В коридоре последовавший за ним Фазаро тихонько спросил:
— Вы не станете дожидаться госпожу Гордзоне?
— Нет, — ответил Валерио.
— Понимаю. Завтра я вас увижу?
— По поводу заключения?
— Да.
— Хорошо, до завтра.
Они пожали друг другу руки. Валерио пересек огромный зал. Он шел как во сне. «Дожидаться госпожу Гордзоне? И речи быть не может». Он вздрогнул. Мужчины глядели на него. У Альдо Фелипе вид был испуганный.
— Please [18], — обратился к нему забавный персонаж в морской фуражке. — Он усоп?.. Простите, умер?
— Умер, — сухо ответил Валерио.
Карабинеры отдали ему честь. Полицейский спросил, не надо ли отвезти его домой на машине.
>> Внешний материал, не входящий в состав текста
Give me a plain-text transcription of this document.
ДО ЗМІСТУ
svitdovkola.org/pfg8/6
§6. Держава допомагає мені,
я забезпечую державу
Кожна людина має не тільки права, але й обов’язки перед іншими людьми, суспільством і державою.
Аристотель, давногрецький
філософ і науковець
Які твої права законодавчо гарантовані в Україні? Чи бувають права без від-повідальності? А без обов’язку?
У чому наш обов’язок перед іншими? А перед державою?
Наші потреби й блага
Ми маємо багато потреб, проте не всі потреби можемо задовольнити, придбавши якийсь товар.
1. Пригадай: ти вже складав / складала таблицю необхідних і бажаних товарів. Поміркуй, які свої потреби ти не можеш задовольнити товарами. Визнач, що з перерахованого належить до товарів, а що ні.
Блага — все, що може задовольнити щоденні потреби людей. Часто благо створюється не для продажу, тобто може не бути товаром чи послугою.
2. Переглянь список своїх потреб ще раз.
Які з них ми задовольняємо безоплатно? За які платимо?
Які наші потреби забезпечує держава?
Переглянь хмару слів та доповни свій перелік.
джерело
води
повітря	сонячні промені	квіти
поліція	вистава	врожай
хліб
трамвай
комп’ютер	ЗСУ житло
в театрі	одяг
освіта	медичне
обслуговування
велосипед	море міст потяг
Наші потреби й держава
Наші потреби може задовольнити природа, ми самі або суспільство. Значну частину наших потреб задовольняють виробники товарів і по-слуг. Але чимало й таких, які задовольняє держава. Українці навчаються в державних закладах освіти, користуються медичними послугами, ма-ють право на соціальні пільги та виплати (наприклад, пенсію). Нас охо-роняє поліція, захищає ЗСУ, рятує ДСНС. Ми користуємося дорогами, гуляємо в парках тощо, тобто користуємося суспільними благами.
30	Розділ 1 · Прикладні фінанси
— Нет, — раздраженно ответил Валерио.
— Льет как из ведра, доктор!
— Тем хуже. Спасибо.
Как только он очутился на тротуаре, дождь поглотил его, хлестая по лицу. Ветер доносил грохот волн, разбивавшихся о дамбу, их низкий, зловещий рокот, похожий на артиллерийскую стрельбу. Валерио вышел на виа Реджина-Элена. Его переполняла горькая обида на Сандро. «Может, это моя вина? Я должен был отобрать у него оружие, глаз с него не спускать». Его охватила страшная печаль. Вдали, у самого горизонта, в разбушевавшейся ночи огни Кальяри излучали белесый свет. Ветер яростно метался по разодранному в клочья небу. Бело-черная картина улиц напоминала негатив фотографии, но воздух, наполненный шумом дождя, пронизывали порой смутные, голубоватые отблески. Усталый и удрученный, Валерио заспешил к дому Клары, к Кларе, единственному своему убежищу.
III
Клара спала рядом с ним, и он получал смутное удовольствие, слушая ее легкое, спокойное дыхание, дыхание малого ребенка. Зазвонили колокола. Гудел ветер. Мария Торелли была уже на ногах. Из глубины дома доносились привычные звуки. «Наверное, больше шести часов». Однако Валерио не удавалось оторваться от неги постели; как всегда, он дожидался пробуждения Клары — ему хотелось видеть первую улыбку на ее прекрасном лице, еще не оправившемся от сна, хотелось первого поцелуя.